The whole aim of practical politics is to keep the populace alarmed (and hence clamorous to be led to safety) by menacing it with an endless series of hobgoblins, all of them imaginary.

H.L. Mencken

Thursday, October 9, 2025

Resist Smarter, Not Harder

 I just saw the excellent film, One Battle After Another, and one of the themes is the bumbling incompetence and self-importance of both the anarchistic far left and the fascist far right. There's precious little that's admirable about either side, but what IS admirable is the human connections that exist outside political ideologies.

When Yglesias writes about the need for a "smart protest movement" against Trump's authoritarianism, he makes a few points about 2020 and the George Floyd protests as being basically counterproductive. I think there's some merit about that, in that widespread street disorder usually helps authoritarians. I also think that the nature of the Floyd protests was amplified by Covid and having lived with four years of Trump.

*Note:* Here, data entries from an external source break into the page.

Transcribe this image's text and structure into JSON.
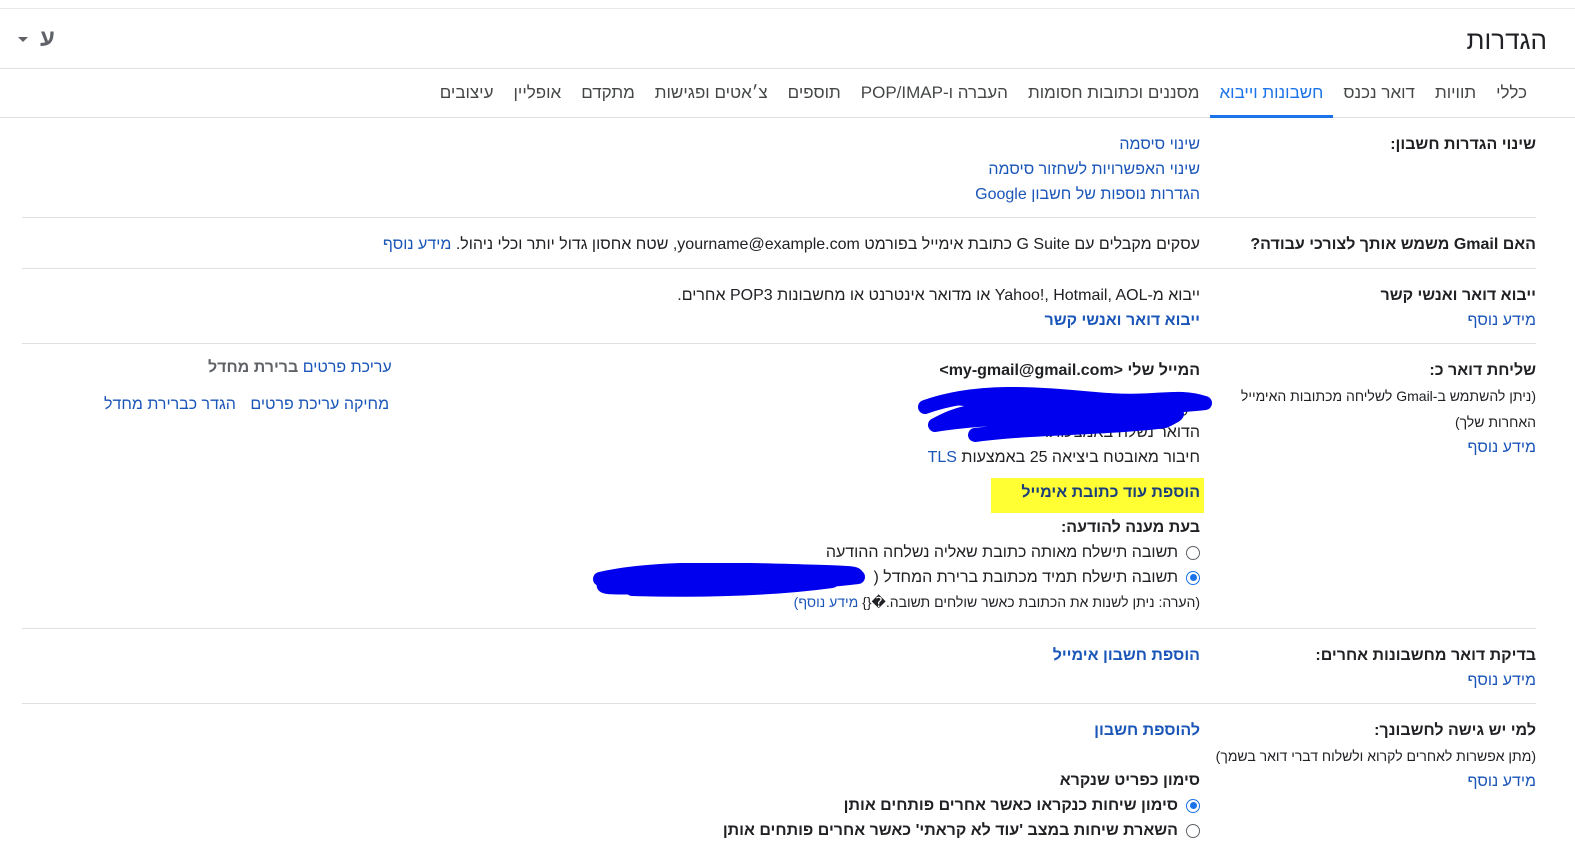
{
  "header": {
    "title": "הגדרות",
    "lang_letter": "ע",
    "lang_caret_icon": "caret-down-icon"
  },
  "tabs": [
    {
      "label": "כללי",
      "active": false
    },
    {
      "label": "תוויות",
      "active": false
    },
    {
      "label": "דואר נכנס",
      "active": false
    },
    {
      "label": "חשבונות וייבוא",
      "active": true
    },
    {
      "label": "מסננים וכתובות חסומות",
      "active": false
    },
    {
      "label": "העברה ו-POP/IMAP",
      "active": false
    },
    {
      "label": "תוספים",
      "active": false
    },
    {
      "label": "צ׳אטים ופגישות",
      "active": false
    },
    {
      "label": "מתקדם",
      "active": false
    },
    {
      "label": "אופליין",
      "active": false
    },
    {
      "label": "עיצובים",
      "active": false
    }
  ],
  "account_settings": {
    "label": "שינוי הגדרות חשבון:",
    "links": [
      "שינוי סיסמה",
      "שינוי האפשרויות לשחזור סיסמה",
      "הגדרות נוספות של חשבון Google"
    ]
  },
  "work_use": {
    "label": "האם Gmail משמש אותך לצורכי עבודה?",
    "text": "עסקים מקבלים עם G Suite כתובת אימייל בפורמט yourname@example.com, שטח אחסון גדול יותר וכלי ניהול.",
    "more": "מידע נוסף"
  },
  "import": {
    "label": "ייבוא דואר ואנשי קשר",
    "more": "מידע נוסף",
    "text": "ייבוא מ-Yahoo!‎, Hotmail, AOL או מדואר אינטרנט או מחשבונות POP3 אחרים.",
    "action": "ייבוא דואר ואנשי קשר"
  },
  "send_as": {
    "label": "שליחת דואר כ:",
    "sub1": "(ניתן להשתמש ב-Gmail לשליחה מכתובות האימייל",
    "sub2": "האחרות שלך)",
    "more": "מידע נוסף",
    "primary": "המייל שלי <my-gmail@gmail.com>",
    "primary_default": "ברירת מחדל",
    "primary_edit": "עריכת פרטים",
    "second_line1": "<my-",
    "second_line2": "הדואר נשלח באמצעות:",
    "second_line3_a": "חיבור מאובטח ביציאה 25 באמצעות",
    "second_line3_b": "TLS",
    "second_make_default": "הגדר כברירת מחדל",
    "second_edit": "עריכת פרטים",
    "second_delete": "מחיקה",
    "add_address": "הוספת עוד כתובת אימייל",
    "reply_heading": "בעת מענה להודעה:",
    "reply_opt1": "תשובה תישלח מאותה כתובת שאליה נשלחה ההודעה",
    "reply_opt2": "תשובה תישלח תמיד מכתובת ברירת המחדל (",
    "note": "(הערה: ניתן לשנות את הכתובת כאשר שולחים תשובה.�{}",
    "note_more": "מידע נוסף)"
  },
  "check_mail": {
    "label": "בדיקת דואר מחשבונות אחרים:",
    "more": "מידע נוסף",
    "action": "הוספת חשבון אימייל"
  },
  "grant_access": {
    "label": "למי יש גישה לחשבונך:",
    "sub": "(מתן אפשרות לאחרים לקרוא ולשלוח דברי דואר בשמך)",
    "more": "מידע נוסף",
    "action": "להוספת חשבון",
    "read_heading": "סימון כפריט שנקרא",
    "opt1": "סימון שיחות כנקראו כאשר אחרים פותחים אותן",
    "opt2": "השארת שיחות במצב 'עוד לא קראתי' כאשר אחרים פותחים אותן"
  },
  "colors": {
    "link": "#1a55b8",
    "accent": "#1a73e8",
    "highlight": "#ffff33",
    "scribble": "#0000ee"
  }
}
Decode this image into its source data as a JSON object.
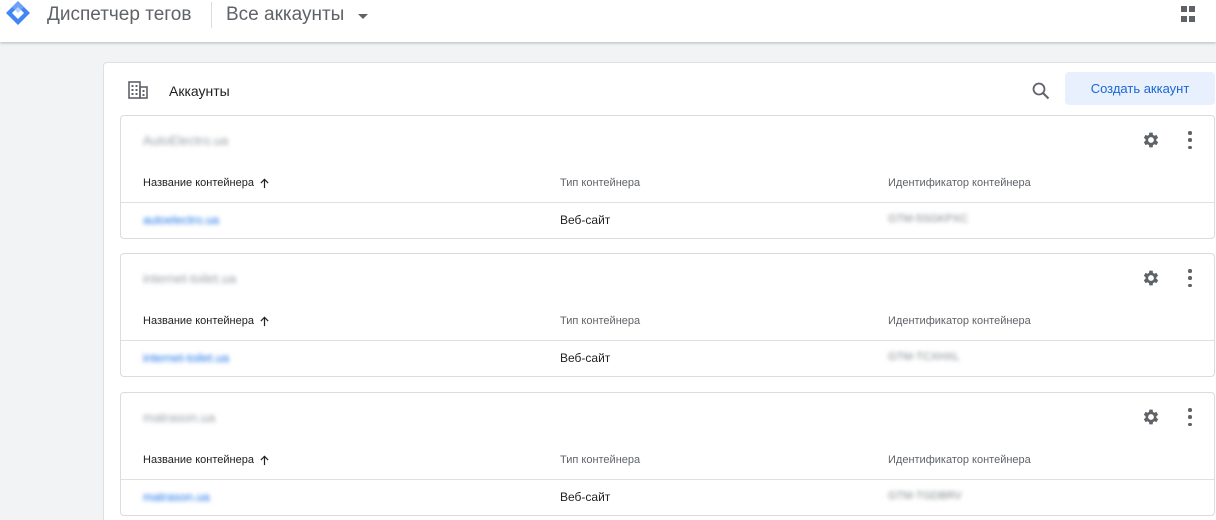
{
  "header": {
    "app_title": "Диспетчер тегов",
    "account_selector": "Все аккаунты",
    "logo_icon": "tag-manager-logo-icon",
    "apps_icon": "apps-grid-icon"
  },
  "panel": {
    "title": "Аккаунты",
    "create_button": "Создать аккаунт",
    "accent_color": "#1967d2"
  },
  "columns": {
    "name": "Название контейнера",
    "type": "Тип контейнера",
    "id": "Идентификатор контейнера"
  },
  "accounts": [
    {
      "name": "AutoElectro.ua",
      "container": "autoelectro.ua",
      "type": "Веб-сайт",
      "container_id": "GTM-5SGKPXC"
    },
    {
      "name": "internet-toilet.ua",
      "container": "internet-toilet.ua",
      "type": "Веб-сайт",
      "container_id": "GTM-TCXHXL"
    },
    {
      "name": "matrason.ua",
      "container": "matrason.ua",
      "type": "Веб-сайт",
      "container_id": "GTM-TGDBRV"
    }
  ]
}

Yes, the basic idea of state violence against Black people was central to the protests, but this was also just a broad based protest against Trump and the forces of reaction that he represents. 

What I also believe is that the Floyd protests were absolutely hurt by agent provocateurs. These came from both directions. Anarchists saw the protests as a vehicle to smash Starbucks and rightists saw the protests as a vehicle to smash Starbucks so that people would think there were more anarchists than there really are.

At the moment, Portland may be giving us an important lesson in how to protest Trump and Miller's fascist power grab: mockery. Trump's delusional ramblings about Portland being a war zone are because Fox is playing clips from the worst moments of 2020, and this addled old bastard thinks that's current footage. Instead, protesters are dressed in inflatable costumes, playing music and basically created imagery that directly contradicts "Portland is a war zone!" 

Trump's outrages are, well, outrageous, and it's natural to respond to outrages with rage. What the inflatable costumes do is both mock the power that Trump and Miller wish to project and mock the assertions that these cities are hellscapes.